Operational effectiveness. Planned operations require fewer resources, and the resources needed can be managed more effectively. This extends beyond the teams and materials needed on site to the resources required throughout the supply chain. A proactive, controlled down of a tool and its supporting vacuum systems can limit component wear or damage and reduce demand on the supply chain.
Supported by proactive, clear communication between service teams and the customer, equipment can be returned to service more quickly, and at lower cost, and, most importantly, with minimized risk to personnel.
The Path Forward
The semiconductor industry already embraces wide ranging use of data analytics and remote support in the cleanroom. It is time now to do the same in the sub-fab: using remote technology to bring the knowledge and expertise of skilled engineers into the subfab support model.
Our subfab operating models are already changing, powered by Smart Manufacturing initiatives . We routinely use of remote resources during project setup. We deliver training remotely and use technology to gather self-assessments and ensure competence. We pre-configure analytical hardware and software away from the fab, minimizing the need for onsite expertise.

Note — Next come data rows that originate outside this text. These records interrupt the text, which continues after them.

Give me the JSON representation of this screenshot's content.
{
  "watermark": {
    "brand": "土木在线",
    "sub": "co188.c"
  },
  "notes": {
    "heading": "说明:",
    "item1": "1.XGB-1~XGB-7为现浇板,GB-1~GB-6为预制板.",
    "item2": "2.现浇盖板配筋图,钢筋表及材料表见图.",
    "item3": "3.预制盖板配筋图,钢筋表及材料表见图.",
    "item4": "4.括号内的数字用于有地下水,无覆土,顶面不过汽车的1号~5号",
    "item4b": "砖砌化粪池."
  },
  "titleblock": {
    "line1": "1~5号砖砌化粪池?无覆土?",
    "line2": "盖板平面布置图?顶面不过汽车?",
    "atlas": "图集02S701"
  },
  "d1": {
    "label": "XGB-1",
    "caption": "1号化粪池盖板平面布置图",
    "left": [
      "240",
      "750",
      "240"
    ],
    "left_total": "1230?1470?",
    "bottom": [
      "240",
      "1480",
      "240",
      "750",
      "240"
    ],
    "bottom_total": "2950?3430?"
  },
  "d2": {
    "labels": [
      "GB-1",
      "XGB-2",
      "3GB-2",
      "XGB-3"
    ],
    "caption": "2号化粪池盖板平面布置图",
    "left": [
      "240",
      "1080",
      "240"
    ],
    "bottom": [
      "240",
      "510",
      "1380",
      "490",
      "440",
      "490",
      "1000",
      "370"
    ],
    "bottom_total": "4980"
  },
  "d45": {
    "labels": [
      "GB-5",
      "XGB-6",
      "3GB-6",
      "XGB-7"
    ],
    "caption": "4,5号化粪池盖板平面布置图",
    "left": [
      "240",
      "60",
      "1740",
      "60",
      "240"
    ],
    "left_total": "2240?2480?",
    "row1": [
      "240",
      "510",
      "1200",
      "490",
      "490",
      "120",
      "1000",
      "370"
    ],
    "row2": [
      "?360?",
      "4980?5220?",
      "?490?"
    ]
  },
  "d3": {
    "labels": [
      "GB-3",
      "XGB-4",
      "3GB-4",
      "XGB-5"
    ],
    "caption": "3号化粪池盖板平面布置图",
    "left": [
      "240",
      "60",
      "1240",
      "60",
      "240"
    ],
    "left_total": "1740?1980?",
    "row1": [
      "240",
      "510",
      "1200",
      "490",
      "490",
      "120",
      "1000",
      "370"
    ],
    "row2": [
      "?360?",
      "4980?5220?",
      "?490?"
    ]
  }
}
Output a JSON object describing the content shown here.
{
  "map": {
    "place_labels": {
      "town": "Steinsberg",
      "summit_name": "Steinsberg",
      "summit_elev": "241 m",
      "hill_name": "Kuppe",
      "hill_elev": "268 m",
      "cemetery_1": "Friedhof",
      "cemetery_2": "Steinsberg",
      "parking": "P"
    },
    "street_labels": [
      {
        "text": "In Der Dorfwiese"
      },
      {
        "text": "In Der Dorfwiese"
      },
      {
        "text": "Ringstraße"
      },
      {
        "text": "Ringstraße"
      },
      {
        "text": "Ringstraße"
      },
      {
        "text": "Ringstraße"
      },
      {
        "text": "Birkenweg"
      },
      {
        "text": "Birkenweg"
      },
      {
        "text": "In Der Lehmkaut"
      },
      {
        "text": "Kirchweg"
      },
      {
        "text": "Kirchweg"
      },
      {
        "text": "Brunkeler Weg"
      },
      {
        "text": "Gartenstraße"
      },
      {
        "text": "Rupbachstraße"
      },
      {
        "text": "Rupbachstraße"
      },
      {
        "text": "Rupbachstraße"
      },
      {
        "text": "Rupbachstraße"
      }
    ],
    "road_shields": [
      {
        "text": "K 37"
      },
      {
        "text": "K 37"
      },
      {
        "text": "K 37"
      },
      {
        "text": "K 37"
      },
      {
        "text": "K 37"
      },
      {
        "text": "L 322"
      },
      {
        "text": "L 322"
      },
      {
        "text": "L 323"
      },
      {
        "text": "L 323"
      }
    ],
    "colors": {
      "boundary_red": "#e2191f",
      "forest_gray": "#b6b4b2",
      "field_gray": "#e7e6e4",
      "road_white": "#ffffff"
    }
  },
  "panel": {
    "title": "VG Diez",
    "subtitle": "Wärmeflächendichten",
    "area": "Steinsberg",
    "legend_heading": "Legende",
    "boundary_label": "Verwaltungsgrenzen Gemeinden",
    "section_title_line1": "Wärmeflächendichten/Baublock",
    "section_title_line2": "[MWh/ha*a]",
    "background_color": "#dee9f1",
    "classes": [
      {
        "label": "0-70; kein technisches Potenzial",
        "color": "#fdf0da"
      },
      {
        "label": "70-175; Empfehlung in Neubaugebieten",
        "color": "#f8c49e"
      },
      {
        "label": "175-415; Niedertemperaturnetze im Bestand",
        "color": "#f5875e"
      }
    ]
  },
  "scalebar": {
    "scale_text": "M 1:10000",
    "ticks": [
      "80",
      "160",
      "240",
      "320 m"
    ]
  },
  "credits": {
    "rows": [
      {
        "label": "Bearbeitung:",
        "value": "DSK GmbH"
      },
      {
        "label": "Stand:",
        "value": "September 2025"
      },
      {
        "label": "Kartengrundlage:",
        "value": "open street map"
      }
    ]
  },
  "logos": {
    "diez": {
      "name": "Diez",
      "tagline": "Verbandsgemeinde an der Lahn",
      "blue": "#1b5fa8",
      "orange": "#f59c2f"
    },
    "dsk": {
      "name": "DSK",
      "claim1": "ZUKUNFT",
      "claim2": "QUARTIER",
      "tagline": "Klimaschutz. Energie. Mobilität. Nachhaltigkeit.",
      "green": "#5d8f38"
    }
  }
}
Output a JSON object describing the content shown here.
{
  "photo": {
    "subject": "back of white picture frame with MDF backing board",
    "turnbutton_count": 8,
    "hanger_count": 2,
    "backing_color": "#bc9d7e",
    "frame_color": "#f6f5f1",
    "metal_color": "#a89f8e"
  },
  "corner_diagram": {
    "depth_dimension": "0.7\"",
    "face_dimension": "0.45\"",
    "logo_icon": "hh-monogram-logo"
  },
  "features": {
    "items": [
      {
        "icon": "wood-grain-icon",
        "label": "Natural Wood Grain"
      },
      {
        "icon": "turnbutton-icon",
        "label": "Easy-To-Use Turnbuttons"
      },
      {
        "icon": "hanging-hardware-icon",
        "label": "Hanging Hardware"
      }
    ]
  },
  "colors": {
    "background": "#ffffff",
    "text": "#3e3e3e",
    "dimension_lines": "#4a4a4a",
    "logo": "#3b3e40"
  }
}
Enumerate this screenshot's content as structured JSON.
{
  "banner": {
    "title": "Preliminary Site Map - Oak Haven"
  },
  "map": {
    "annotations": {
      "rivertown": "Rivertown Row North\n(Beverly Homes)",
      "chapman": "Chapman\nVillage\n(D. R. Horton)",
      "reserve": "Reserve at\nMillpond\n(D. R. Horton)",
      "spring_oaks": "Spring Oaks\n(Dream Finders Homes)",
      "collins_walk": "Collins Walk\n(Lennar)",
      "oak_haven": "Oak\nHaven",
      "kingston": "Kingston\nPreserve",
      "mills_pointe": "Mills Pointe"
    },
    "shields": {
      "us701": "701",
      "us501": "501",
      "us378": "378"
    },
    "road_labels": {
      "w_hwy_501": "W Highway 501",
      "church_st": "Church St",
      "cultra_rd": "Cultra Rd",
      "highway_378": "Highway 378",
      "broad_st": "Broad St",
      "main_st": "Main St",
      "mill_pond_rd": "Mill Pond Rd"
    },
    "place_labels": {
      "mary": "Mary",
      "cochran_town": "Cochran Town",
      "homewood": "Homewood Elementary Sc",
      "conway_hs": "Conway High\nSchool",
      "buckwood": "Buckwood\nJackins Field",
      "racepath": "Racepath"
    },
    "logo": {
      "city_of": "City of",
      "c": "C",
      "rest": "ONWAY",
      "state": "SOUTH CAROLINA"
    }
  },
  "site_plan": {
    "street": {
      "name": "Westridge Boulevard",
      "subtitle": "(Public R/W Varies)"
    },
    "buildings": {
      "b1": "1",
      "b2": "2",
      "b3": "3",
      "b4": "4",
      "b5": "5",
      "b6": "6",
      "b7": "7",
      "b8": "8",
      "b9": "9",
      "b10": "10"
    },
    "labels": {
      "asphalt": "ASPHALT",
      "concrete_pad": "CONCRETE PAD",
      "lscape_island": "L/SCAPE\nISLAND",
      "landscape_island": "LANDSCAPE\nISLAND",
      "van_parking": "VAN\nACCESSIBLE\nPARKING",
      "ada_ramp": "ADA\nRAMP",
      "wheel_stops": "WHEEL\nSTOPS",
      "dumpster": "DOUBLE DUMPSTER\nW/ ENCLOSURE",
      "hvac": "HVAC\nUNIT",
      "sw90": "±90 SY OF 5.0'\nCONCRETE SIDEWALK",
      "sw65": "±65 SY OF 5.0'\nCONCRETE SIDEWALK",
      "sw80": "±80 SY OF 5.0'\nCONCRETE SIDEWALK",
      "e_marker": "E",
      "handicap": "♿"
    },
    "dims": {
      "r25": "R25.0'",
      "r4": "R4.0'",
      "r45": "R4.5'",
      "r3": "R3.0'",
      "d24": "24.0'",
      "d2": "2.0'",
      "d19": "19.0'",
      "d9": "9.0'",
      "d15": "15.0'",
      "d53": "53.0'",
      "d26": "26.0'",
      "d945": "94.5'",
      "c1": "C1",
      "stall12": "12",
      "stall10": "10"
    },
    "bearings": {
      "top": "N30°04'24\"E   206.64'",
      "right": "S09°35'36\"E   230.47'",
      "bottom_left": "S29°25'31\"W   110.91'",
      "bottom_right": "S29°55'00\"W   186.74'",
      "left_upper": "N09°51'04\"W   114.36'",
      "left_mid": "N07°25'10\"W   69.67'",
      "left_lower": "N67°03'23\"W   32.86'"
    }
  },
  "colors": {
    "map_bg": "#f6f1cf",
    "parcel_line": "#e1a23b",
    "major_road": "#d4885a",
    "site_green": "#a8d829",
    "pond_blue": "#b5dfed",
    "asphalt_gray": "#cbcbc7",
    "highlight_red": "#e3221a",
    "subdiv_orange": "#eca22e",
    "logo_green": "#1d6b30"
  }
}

And we mitigate start-up risks by testing virtual project planning against knowledge bases before execution.
Once operational we use new collaborative value-creation frameworks to drive reductions of risk and uncertainty. We share data from the sub-fab with our remote experts for analysis. Unlike the cleanroom, the sub-fab does not necessarily need real-time connections: weekly, secure file transfers are enough for effective analytics. We routinely communicate valuable insights back to customer operations teams for joint review. This sharing of domain expertise enables us to co-manage operational risks and the optimize sub-fab equipment service intervals.
Our Expertise Is Available to You
It will be months before we can imagine any return to “normal” as the world manages the impacts of COVID-19. But normal will no doubt look different. Working together we can continue to develop solutions that work today and build solid foundations for continued growth. Edwards remains committed to making our expertise accessible. We will learn rapidly what effective remote support models look like. That learning will help us shape the new normal.